Another interesting facet of the debate is the St. Louis Cardinals' presence in the Top 12 of payrolls of many seasons. They are in a smaller market than the Twins, by multiple measures. This is not entirely a small market vs. big market issue. It is, for sure, just not entirely.
The New York Mets have shown repeated futility lately, but their big-market position gives them enough revenue that they could turn it around any given season. The Kansas City Royals, in MLB's smallest market, seem doomed to mediocrity for a long time to come given their small market and poor output.
How much should MLB alter the system to offer Kansas City Royals fans more of a chance to hope that any season could be the beginning of a turn-around? Have teams like the Twins of this decade, the Marlins of 1997 and 2003, and the Rockies of 2007 found a formula for consistent winning that could be followed by the Royals, Reds, and Pirates of the league to engineer seasons of consistent winning without a cap? Would a cap be a fair way to even the playing field?

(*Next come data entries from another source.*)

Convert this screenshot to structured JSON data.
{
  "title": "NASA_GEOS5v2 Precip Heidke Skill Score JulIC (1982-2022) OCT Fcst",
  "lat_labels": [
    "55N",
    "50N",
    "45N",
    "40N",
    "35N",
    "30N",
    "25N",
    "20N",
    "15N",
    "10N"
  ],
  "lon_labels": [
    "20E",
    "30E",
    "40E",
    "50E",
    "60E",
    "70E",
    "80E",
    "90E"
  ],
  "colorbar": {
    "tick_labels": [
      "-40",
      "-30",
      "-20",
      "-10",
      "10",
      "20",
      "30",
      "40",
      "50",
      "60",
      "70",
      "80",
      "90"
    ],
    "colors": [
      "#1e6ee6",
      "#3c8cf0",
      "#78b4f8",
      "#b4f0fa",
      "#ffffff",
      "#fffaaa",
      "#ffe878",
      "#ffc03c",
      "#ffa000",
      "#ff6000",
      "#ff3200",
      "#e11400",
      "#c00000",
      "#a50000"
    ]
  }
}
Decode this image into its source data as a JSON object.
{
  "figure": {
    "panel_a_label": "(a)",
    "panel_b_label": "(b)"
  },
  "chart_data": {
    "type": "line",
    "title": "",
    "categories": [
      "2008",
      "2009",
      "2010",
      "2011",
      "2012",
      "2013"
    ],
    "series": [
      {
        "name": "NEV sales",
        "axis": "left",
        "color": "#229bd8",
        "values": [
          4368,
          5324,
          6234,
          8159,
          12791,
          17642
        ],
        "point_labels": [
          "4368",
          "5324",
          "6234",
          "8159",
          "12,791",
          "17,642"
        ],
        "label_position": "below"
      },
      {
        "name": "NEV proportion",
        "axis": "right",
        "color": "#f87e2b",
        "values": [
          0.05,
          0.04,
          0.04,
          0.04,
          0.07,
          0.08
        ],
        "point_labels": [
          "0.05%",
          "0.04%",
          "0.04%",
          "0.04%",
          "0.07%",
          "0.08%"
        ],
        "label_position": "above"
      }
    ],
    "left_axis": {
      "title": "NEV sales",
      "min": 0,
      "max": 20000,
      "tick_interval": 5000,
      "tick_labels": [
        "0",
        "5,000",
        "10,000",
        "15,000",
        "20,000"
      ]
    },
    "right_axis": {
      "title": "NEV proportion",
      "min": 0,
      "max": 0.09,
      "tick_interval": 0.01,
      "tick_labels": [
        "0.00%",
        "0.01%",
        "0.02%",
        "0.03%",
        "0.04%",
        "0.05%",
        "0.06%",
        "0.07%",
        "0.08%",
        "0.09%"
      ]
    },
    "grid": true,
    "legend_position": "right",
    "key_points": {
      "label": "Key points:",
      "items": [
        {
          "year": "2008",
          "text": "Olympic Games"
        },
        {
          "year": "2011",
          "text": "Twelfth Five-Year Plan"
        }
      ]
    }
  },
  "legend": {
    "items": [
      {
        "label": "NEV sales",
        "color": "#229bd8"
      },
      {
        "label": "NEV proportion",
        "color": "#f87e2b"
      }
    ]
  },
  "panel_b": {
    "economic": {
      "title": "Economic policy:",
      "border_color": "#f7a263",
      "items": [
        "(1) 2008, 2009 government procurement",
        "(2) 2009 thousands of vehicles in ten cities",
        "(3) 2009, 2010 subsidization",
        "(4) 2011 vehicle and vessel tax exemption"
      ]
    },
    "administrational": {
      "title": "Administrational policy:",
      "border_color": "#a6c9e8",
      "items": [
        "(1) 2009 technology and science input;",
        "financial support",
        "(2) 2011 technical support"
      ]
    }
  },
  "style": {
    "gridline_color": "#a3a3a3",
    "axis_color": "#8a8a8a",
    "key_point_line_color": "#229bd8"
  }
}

We Twins fans take enormous pride that our team has found its way into the playoffs despite the obvious disadvantage it's had with its low-payroll position. We see it as the result of honorable, collective effort by every member of the organization, on the field, in the front offices, down on the farm, in the scouting field, etc. So long as the system stays as it is, we will continue to be unimpressed by a team that corners the market on the big-name players as the Yankees do, even if they beat our team 100 straight times. We'll be impressed once they do it with our team's payroll.